Mass General Hospital

Harvard Medical School

Can We Identify Women at High Risk for Postpartum Psychosis?

Postpartum psychosis is rare, occurring in about 1 to 2 per 1000 women after delivery.  While there appears to be a strong link between postpartum psychosis and bipolar disorder, it is estimated that about half of women who present with postpartum psychosis have no psychiatric history prior to delivery, making it difficult to identify those women who are at greatest risk for this illness.   A recent study, using data from the Swedish Medical Birth Registry, has examined possible risk factors that may be used to identify women at risk for postpartum psychosis.

Data from all first-time mothers registered in the Swedish Medical Birth Registry from 1983 to 2000 (n = 745,596) were examined.  The authors found that 892 of these women (1.2 per 1,000 births) had been admitted to a psychiatric hospital with a diagnosis of psychosis within the first 90 days postpartum, a rate which is consistent with previous epidemiologic studies.  Nearly half of these women had had no psychiatric hospitalization prior to the postpartum episode.

The authors assessed an array of potential risk factors, including age, marital status, years of education, and concurrent medical illness.  Potential obstetric and perinatal risk factors included perinatal death (stillbirth or infant death within 7 days), congenital malformations, mode of delivery, complications at delivery, infant’s gender, gestational age, and birth weight.

In this study, it was determined that older mothers (over 35 years) are about 2.4 times as likely to experience postpartum psychosis than younger mothers (under 19 years).  Lower birth weight increases the risk of postpartum psychosis, whereas gestational diabetes and high birth weight were associated with a reduced risk of first-onset psychoses during the postpartum period.

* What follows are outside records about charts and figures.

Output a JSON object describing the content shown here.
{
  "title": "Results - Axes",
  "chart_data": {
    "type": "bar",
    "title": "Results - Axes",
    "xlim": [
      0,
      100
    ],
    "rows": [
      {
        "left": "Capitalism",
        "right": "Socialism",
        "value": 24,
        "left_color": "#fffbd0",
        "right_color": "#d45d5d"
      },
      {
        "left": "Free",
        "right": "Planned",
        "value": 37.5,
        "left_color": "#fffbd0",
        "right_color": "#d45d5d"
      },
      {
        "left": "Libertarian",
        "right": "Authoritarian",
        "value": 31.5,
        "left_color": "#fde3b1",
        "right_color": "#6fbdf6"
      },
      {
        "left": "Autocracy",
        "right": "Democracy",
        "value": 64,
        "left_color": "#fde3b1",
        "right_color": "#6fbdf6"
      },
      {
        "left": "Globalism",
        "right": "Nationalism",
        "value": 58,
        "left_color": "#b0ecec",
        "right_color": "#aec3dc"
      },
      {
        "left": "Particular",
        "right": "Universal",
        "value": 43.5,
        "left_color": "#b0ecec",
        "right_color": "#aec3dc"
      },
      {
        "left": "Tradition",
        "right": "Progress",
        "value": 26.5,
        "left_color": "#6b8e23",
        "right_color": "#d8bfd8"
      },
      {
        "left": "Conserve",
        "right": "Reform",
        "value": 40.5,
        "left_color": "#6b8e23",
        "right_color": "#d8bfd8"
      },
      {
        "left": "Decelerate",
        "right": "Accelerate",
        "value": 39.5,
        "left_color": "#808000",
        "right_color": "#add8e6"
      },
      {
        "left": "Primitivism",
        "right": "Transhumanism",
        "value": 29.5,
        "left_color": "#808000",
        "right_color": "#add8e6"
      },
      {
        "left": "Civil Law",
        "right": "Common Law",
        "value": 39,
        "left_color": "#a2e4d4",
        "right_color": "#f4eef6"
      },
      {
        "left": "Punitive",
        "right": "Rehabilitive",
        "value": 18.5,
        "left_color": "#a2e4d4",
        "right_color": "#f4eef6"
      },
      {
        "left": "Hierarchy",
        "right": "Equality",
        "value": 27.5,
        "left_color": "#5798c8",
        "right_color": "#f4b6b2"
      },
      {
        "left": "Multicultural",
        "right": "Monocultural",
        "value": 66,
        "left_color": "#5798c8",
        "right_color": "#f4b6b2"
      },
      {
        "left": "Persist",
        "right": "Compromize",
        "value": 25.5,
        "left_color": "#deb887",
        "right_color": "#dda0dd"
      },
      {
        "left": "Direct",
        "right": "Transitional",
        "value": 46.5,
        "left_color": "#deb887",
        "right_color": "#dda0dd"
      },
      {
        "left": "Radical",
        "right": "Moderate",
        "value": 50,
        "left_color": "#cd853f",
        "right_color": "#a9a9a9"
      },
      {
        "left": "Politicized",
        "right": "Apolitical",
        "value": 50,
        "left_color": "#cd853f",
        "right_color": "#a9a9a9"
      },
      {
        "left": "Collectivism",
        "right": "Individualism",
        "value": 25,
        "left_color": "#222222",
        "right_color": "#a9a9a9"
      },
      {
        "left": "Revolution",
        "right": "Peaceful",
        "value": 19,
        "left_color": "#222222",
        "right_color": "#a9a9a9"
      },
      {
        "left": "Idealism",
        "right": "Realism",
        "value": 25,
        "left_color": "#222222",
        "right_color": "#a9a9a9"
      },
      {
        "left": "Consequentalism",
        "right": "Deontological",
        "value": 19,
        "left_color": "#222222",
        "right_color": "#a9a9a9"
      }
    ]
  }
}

This study is the largest to date to examine the risk factors for postpartum psychosis.  Consistent with previous reports, this study indicates that the first month after delivery is the time of greatest risk for psychotic illness.  It was estimated that women without any previous psychiatric hospitalizations before delivery had a ten-fold higher risk of psychiatric hospitalization during the first month postpartum compared to after 90 days postpartum.

Its findings are somewhat different, however, from earlier studies which have identified being single, preterm delivery, and other obstetric complications (including perinatal death) as potential risk factors for postpartum psychosis.  In general, there has been a fair amount of discrepancy among studies which have attempted to identify risk factors for postpartum psychosis, a fact that may reflect differences in methodology but may also point to the underlying heterogeneity in this population of women who present with postpartum psychosis.

This study and its predecessors suggest that we have yet to identify risk factors, other than a history of bipolar disorder or psychotic illness prior to delivery, that can help us to reliably identify those women at greatest risk for postpartum psychosis.  This underscores the importance of educating all women and health care providers regarding the symptoms of postpartum depression and psychosis, so that early identification of the symptoms can lead to prompt initiation of treatment.

Ruta Nonacs, MD PhD

Valdimarsdóttir U, Hultman CM, Harlow B, Cnattingius S, Sparén P.  Psychotic illness in first-time mothers with no previous psychiatric hospitalizations: a population-based study. PLoS Med 2009: 10; 6(2):e13.